Alleviating Dyspnea and Possible Biologic Mechanisms

To the Editor:

Dr Hallenbeck explained the pathophysiology of dyspnea and the neural and humoral regulation of the respiratory drive. ¹ Dyspnea means “when there is either some perceived imbalance between the ability to ventilate adequately for a given demand or when there is a perception that the balance between demand and the respiratory response is unsustainable.” ¹ We outline additional mechanisms that can prevent the onset and/or attenuate the severity of dyspnea by balancing ventilatory demand and capacity and augmenting the “sustainability” of ventilation.

First, the cardiovascular and respiratory systems respond physiologically to changing metabolic demands. Proportional changing of cardiac output (CO) predominantly regulates oxygen delivery (DO₂) and oxygen consumption (VO₂) to varying metabolic requirements. ² Cardiovascular response can decrease the ventilatory demand necessary for an increased VO₂:

a. The increase in CO (and DO₂) and whole body extraction of oxygen stored in venous blood hemoglobin can prevent an early onset of anaerobic metabolism.

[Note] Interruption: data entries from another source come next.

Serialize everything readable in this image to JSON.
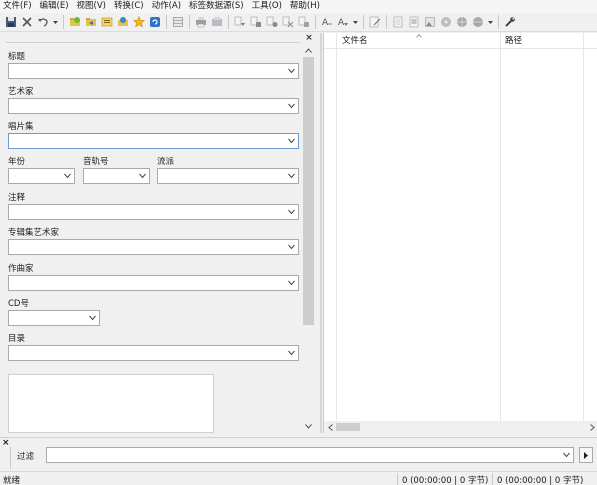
{
  "menu": [
    "文件(F)",
    "编辑(E)",
    "视图(V)",
    "转换(C)",
    "动作(A)",
    "标签数据源(S)",
    "工具(O)",
    "帮助(H)"
  ],
  "toolbar": {
    "icons": [
      "save-icon",
      "delete-icon",
      "undo-icon",
      "dropdown-arrow-icon",
      "open-folder-icon",
      "browse-folder-icon",
      "save-playlist-icon",
      "web-folder-icon",
      "favorite-star-icon",
      "refresh-icon",
      "grid-icon",
      "print-icon",
      "export-icon",
      "tag-to-filename-icon",
      "filename-to-tag-icon",
      "tag-to-tag-icon",
      "text-file-icon",
      "tag-sources-icon",
      "case-conversion-icon",
      "case-dropdown-icon",
      "edit-doc-icon",
      "doc-icon",
      "list-icon",
      "image-icon",
      "disc-icon",
      "globe-icon",
      "globe-dropdown-icon",
      "settings-wrench-icon"
    ]
  },
  "tag_panel": {
    "close_glyph": "×",
    "fields": {
      "title": {
        "label": "标题",
        "value": ""
      },
      "artist": {
        "label": "艺术家",
        "value": ""
      },
      "album": {
        "label": "唱片集",
        "value": ""
      },
      "year": {
        "label": "年份",
        "value": ""
      },
      "track": {
        "label": "音轨号",
        "value": ""
      },
      "genre": {
        "label": "流派",
        "value": ""
      },
      "comment": {
        "label": "注释",
        "value": ""
      },
      "album_artist": {
        "label": "专辑集艺术家",
        "value": ""
      },
      "composer": {
        "label": "作曲家",
        "value": ""
      },
      "disc_number": {
        "label": "CD号",
        "value": ""
      },
      "directory": {
        "label": "目录",
        "value": ""
      }
    }
  },
  "file_list": {
    "columns": [
      "文件名",
      "路径"
    ]
  },
  "filter": {
    "close_glyph": "×",
    "label": "过滤",
    "value": ""
  },
  "status": {
    "ready": "就绪",
    "selected": "0 (00:00:00 | 0 字节)",
    "total": "0 (00:00:00 | 0 字节)"
  },
  "colors": {
    "accent": "#1e6fd0",
    "focus_border": "#6b9bd1",
    "star": "#f2b51b",
    "folder": "#6dbb3f"
  }
}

The threshold for anaerobic metabolism and lactic acid production is reached when mixed venous oxyhemoglobin falls from the normal level of 75% to less than 50%.

b. The increase in CO and CO₂ production is associated with an increase of total pulmonary blood and alveolar perfusion and a simultaneous reduction of the dead space to tidal volume ratio. The reduction in the dead space to tidal volume ratio augments the alveolar ventilation and CO₂ elimination via the lungs without causing a disproportionate increase of the respiratory rate.

Second, the downregulation of resting and peak VO₂ (similar to biologic metabolic hibernation) is another mechanism that may decrease ventilatory demand in the terminally ill and advanced chronic illnesses.^3–5

Third, the mechanical capacity and efficiency of respiratory muscles (the diaphragm and intercostal muscles) may be diminished in cachectic patients. However, the concomitant global reduction of total body muscle mass in cachectic patients facilitates the redistribution of a higher fraction of the CO and DO₂ to the respiratory muscles than in healthy individuals. This preferential redistribution of CO and DO₂ enhances the aerobic capacity of the respiratory muscles to cope with the mechanical load of breathing. This can diminish the fatigability of respiratory muscles.

Fourth, altering blood and tissue gases and acid-base concentrations can stimulate central and peripheral chemoreceptors and neural reflexes regulating respiratory centers. ¹ Resetting of the setpoint and altering of the sensitivity of the neural reflexes under different conditions of ventilatory demand can reestablish new steady-state blood concentrations of gases and acid-base without exhausting native ventilatory capacity. Therefore, dynamic modulation of the neural reflexes can ameliorate dyspnea associated with hypoxia, hypercarbia, and metabolic acidosis.

Finally, Dr Hallenbeck described the cognitive and affective processing of dyspnea. ¹ This has profound implications on terminal withdrawal of mechanical ventilation and extubation in the intensive care unit. Patients with severe pulmonary dysfunction and/or respiratory muscle weakness can develop work-of-breathing dyspnea upon terminal withdrawal of mechanical ventilation. When patients with absent or diminished airway reflexes are terminally extubated, they can develop airway obstruction and suffocation dyspnea. The clinical efficacy of analgesics and sedatives in alleviating the distress of dyspnea after terminal withdrawal of mechanical ventilation and extubation is unknown. ⁶ This distress can be difficult to assess and treat optimally. Perhaps from pathophysiologic inference, abandoning the practice of terminally extubating and withdrawing positive pressure ventilation is the most appropriate way of avoiding distress in patients who are prone to dyspnea. Delivering high-quality palliative care is feasible without removing endotracheal tubes and/or positive pressure ventilation that provides symptomatic relief from suffocation and/or work-of-breathing dyspnea. The avoidance of dyspnea before death and continuation of palliative care for a longer time could outweigh the perceived benefit of treatment withdrawal to shorten the dying process and therefore the suffering.

We agree with Dr Hallenbeck that contemporary understanding of the pathophysiology and biologic mechanisms alleviating dyspnea is deficient. Better scientific characterization of these mechanisms and the cognitive-affective processing of dyspnea are essential for an optimal end-of-life care and good ethical decision making.